Could AI save lives? That’s what meteorologists hope as they bet big on artificial intelligence tools. The National Science Foundation has invested $20 million to launch a new AI inititiate. They hope to create trustworthy forecasting using sophisticated AI that will revolutionizing weather predictions.
The National Science Foundation (NSF) invested $20 million in an initiative that has created a new institute called the “Artificial Intelligence for the Environmental Sciences (AI2ES).”
The $20 million investment by the NSF, as part of a larger program to establish other AI institutes nationwide, will focus on machine learning, molecular science, workforce development, food, and agriculture, the Oklahoman reported. The funds will also pay graduate students, postdoctoral staff, and faculty salaries over five years. The Institute will work with partners in other states, as well as private companies such as NVIDIA, Disaster Tech, Google, and IBM.
The AI2ES is headed by Doctor Amy McGovern, a professor of both meteorology and computer science, who formally worked in robotics. Dr. McGovern is currently with the University of Oklahoma school of Meteorology, the Wall Street Journal reported.
The Institute will study ways in which AI can improve the prediction of severe storms, including hail and tornadoes, coastal oceanography weather prediction, and winter weather forecasting.
“What’s happened is that a number of us, including me, have been demonstrating that AI can really improve weather forecasting,” Dr. McGovern told the Oklahoman. “And so people are starting to see it. They’re starting to see how AI helps across a variety of fields.”
“We don’t want to replace the humans, by the way,” McGovern continued. We want to become a tool that will help the humans improve their forecasts, and help keep them from being overloaded by the tremendous amounts of data that’s available to them.”
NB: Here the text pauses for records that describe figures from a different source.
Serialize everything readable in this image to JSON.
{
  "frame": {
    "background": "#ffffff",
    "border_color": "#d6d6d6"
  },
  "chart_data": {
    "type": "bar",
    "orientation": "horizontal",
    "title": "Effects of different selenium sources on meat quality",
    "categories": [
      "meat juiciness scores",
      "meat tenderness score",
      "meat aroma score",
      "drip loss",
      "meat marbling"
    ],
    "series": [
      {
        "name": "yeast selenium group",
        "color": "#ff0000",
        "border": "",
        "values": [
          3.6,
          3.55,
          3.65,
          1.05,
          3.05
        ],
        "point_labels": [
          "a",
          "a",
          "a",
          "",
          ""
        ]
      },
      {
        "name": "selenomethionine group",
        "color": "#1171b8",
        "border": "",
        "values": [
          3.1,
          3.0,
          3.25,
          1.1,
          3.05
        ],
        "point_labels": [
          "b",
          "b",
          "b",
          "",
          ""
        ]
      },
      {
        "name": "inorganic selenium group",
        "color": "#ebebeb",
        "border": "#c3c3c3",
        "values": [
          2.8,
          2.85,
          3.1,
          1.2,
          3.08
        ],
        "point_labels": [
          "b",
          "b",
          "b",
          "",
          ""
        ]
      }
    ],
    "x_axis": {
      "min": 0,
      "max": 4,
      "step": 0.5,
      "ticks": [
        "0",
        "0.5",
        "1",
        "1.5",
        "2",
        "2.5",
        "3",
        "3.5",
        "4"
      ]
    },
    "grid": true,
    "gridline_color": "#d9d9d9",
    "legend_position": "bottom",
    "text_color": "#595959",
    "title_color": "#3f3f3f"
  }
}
“We’ve got results showing that you can use deep learning on the radar data with a really high confidence and really good skill, to forecast tornadoes 30 to 60 minutes out,” McGovern added.
What AI can do is help forecasters crunch through the massive glut of big data. AI can spot patterns quicker and determine what they mean, helping meteorologists make more informed forecasts. After all, and severe weather, second discount.
This could drastically speed up forecasting to better prepare people for weather conditions or looming disasters, and potentially save lives and prevent accidents. However, all this may be bad news for accident lawyers–but good news for the rest of us.
Dr. McGovern is also the lead author of the 2017 study entitled “Using Artificial Intelligence to Improve Real-Time Decision-Making for High-Impact Weather,” which was published in the Journal of the American Meteorological Society.
In the study, Dr. McGovern and her colleagues “demonstrate that applying AI techniques along with a physical understanding of the environment can significantly improve the prediction skill for multiple types of high-impact weather.”
The study advocates that AI provides “big data” of insight through “computational sustainability” in areas such as “the prediction of storm duration, severe wind, severe hail, precipitation classification, forecasting for renewable energy, and aviation turbulence.”